Ontario Alliance of Climbers (OAC)
- Company type: Local Climbing Organization
- Founded: 2009
- Headquarters: Ontario, Canada
- Members: ~2600
- Website: https://www.ontarioallianceofclimbers.ca/

= Ontario Alliance of Climbers =

Organization in Ontario, Canada

The Ontario Alliance of Climbers (OAC, formally known as Ontario Access Coalition) is an independent, provincial, volunteer, non-profit organization that works to keep climbing and bouldering areas open in Ontario, Canada. The organization's stated purpose is to help conserve access to climbing by advocating protection for the climbing environment, by resolving access issues as they arise, and by proactively engaging with and educating the climbing community.

==Organization==
The OAC represents approximately 2,600 members and maintains deep relationships with climbing gyms, outdoor retailers, land managers and government bodies across Ontario.

In 2009, the OAC (then known as the Ontario Access Coalition) incorporated as a non-profit organization as a result of a grant from Mountain Equipment Co-op. Building from work completed by the Alpine Club of Canada's Toronto Chapter Access Committee in the 2000s, the OAC sought to further the goals of preserving access for Ontario climbers, stewarding wild spaces in Ontario whilst allowing for rock climbing to continue in a sustainable way.
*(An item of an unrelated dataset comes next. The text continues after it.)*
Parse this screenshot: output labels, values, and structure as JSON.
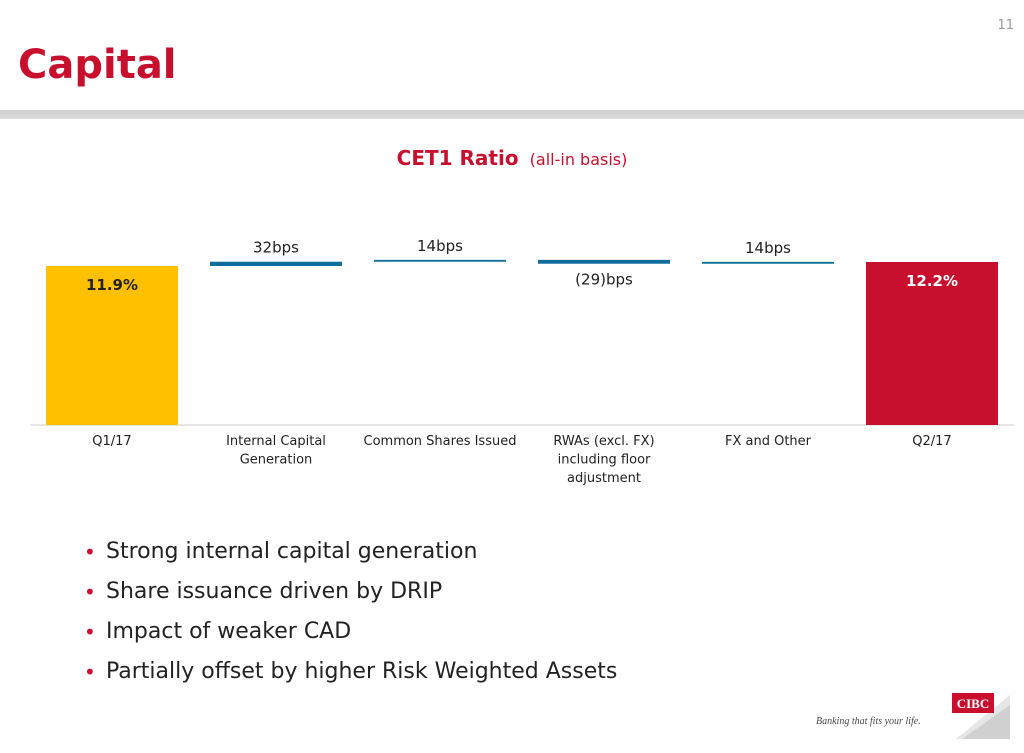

In 2018, the Ontario Access Coalition rebranded as the Ontario Alliance of Climbers to better reflect its mission and members.

==Major Projects==
The OAC worked jointly with the Niagara Parks Commission to secure climbing access in the Niagara Glen Nature Reserve in 2011. With significant demands on the region for recreation, the OAC and the commissioners developed a formal bouldering policy requiring climbing permits. The OAC continues to be an ambassador for the Niagara Glen, advocating for the preservation of sensitive vegetation and participating in research in pursuit of a greater understanding of the biodiversity of the region. Key to this research is exploring how rock climbing can coexist with conservation.

The OAC was integral in the purchase of land at the base of Old Baldy in Beaver Valley (Ontario) in 2014, working with the Mountain Equipment Coop, the Alpine Club of Canada, Ontario Climbing, Bruce Trail Conservancy and the Nature League

The OAC has spent considerable time securing and maintaining access to climbing areas on Niagara Escarpment and Bruce Peninsula. With a high concentration of limestone cliffs, the area offers significant recreational potential for climbers and hikers which must be balanced with the preservation of the natural environment. In 2010, the OAC secured continued access to Halfway Log Dump, a bouldering area on the shores of Georgian Bay. In 2017, the OAC negotiated continued access to rock climbing areas along the Niagara Escarpment via an amendment to the Niagara Escarpment Plan. In 2020, access issues resurfaced with the removal of fixed anchors and bolts at Lion's Head Provincial Park, which has highlighted the need to balance land management with climbing access

Recognizing the significant growth in outdoor climbers graduating from indoor climbing gyms, the OAC launched Gym-to-Crag and mentorship programs to mitigate the impact from new climbers on local climbing areas. Efforts to balance recreation with preservation have been recognized by land managers, with the OAC seeking to limit climbers' impact on the environment

The OAC, with the support of Conservation Halton, launched the Rattlesnake Bolting Project in 2018 to develop new routes and retrobolt existing unsafe traditional routes.

The OAC has been a regular sponsor of the Southern Ontario Ice Climbing Festival (SOIceFest), an annual event in Maynooth, Ontario. The event brings together ice climbers across the province for educational courses, climbing and community in support of local charities. The festival has also been supported by the Alpine Club of Canada, Mountain Equipment Coop, Arc’teryx, the Association of Canadian Mountain Guides, and Yamnuska Mountain Adventures, as well as local businesses in Maynooth.